「為什麼我的終端還是用不了啊?我還得跟我媽通話報平安呢。」初則現在一看到那個慢悠悠轉動的圈就煩躁。
他生氣的神態,總讓秦昰想到自己的Omega,有些不自知的嬌縱,卻不過分,所以實在生不起氣來。
也難怪,若是換個人來,秦昰估計從被搭話的第一秒開始,就拒絕回答了。
「你不懂什麼是軟禁嗎?」秦昰反問他。
「呃……」初則愣住,「我又沒體驗過。

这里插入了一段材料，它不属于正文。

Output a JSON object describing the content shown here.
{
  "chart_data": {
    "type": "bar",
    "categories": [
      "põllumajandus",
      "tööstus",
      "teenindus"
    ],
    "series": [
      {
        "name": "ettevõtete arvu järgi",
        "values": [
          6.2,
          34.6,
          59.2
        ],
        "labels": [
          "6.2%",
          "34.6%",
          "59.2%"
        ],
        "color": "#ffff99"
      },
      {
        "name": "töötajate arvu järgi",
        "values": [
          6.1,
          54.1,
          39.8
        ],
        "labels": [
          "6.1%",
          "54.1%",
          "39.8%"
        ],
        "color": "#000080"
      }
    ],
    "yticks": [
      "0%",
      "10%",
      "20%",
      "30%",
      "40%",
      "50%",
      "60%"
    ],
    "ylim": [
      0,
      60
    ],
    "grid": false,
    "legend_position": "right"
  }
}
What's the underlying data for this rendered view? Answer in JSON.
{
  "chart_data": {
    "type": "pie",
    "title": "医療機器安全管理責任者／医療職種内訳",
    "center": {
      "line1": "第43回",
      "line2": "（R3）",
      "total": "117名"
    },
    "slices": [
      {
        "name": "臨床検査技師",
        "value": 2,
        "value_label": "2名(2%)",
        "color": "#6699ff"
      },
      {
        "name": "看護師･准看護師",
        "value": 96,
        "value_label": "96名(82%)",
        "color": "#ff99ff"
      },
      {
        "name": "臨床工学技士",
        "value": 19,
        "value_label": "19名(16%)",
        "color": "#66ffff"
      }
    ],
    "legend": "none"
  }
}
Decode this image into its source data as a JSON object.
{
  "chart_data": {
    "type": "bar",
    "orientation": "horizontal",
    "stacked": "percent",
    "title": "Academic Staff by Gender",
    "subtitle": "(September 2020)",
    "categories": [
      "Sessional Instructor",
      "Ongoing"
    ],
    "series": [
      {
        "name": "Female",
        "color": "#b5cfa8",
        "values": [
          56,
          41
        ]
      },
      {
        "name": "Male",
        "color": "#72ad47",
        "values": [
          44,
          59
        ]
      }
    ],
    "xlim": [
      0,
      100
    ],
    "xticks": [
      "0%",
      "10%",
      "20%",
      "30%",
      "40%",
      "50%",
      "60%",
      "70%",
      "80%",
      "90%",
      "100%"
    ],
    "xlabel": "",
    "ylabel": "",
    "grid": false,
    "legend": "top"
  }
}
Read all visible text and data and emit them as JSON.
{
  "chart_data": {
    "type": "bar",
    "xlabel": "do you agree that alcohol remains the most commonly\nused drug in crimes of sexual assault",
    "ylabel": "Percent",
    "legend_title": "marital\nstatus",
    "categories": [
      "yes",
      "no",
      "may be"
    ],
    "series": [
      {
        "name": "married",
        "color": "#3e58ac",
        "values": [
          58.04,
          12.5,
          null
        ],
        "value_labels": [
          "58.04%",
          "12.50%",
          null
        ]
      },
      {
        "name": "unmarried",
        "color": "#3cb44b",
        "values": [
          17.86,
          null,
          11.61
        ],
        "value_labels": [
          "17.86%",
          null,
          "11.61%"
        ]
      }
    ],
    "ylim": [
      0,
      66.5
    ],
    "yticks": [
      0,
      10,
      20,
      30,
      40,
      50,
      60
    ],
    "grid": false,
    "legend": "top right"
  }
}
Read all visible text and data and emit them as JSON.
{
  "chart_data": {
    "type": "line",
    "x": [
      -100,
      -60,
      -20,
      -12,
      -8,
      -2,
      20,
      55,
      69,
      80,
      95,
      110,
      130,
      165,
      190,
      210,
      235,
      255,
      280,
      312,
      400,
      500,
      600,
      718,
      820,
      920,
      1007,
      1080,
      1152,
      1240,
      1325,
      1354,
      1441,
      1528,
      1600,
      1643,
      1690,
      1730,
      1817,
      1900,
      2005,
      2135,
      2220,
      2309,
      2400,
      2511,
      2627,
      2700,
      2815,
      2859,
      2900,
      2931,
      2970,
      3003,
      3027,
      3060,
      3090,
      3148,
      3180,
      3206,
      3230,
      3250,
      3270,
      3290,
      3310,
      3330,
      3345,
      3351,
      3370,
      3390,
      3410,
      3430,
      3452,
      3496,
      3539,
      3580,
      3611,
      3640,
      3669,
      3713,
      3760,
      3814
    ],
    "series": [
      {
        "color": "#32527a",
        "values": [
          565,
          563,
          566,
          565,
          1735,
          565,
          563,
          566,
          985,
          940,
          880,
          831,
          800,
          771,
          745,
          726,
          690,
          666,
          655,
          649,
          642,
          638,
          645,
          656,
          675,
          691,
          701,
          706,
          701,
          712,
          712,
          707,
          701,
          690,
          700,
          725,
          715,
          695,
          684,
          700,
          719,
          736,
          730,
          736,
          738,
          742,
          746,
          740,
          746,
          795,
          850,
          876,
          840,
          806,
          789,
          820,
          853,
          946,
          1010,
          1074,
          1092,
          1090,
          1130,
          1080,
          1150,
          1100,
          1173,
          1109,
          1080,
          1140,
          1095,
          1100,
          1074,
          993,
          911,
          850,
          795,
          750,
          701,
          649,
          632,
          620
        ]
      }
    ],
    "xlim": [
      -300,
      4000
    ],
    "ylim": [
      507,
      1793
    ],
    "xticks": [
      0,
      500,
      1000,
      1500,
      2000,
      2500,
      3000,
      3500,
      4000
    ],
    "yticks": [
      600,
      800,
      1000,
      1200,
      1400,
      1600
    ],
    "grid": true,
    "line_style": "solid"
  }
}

」
說起來,他的生活平穩地度過了十九年,一切新鮮又冒險的事情,大約都是從雲舒出現後開始體驗的。
秦昰看著他理所當然的神情,無奈答:「如果還能讓你和外界聯繫的話,你們初家不得鬧到聯盟門口來?」
「倒也是。」初則點點頭,憑藉家人對自己的溺愛程度,若是知道了他被聯盟軟禁,肯定是不會善罷甘休。
「那我不和家人聯繫,他們不是一樣會擔心嗎?」
「這就不需要你擔心了,自然會有人解決。」秦昰說著,轉身就走了,沒再給他開口的機會。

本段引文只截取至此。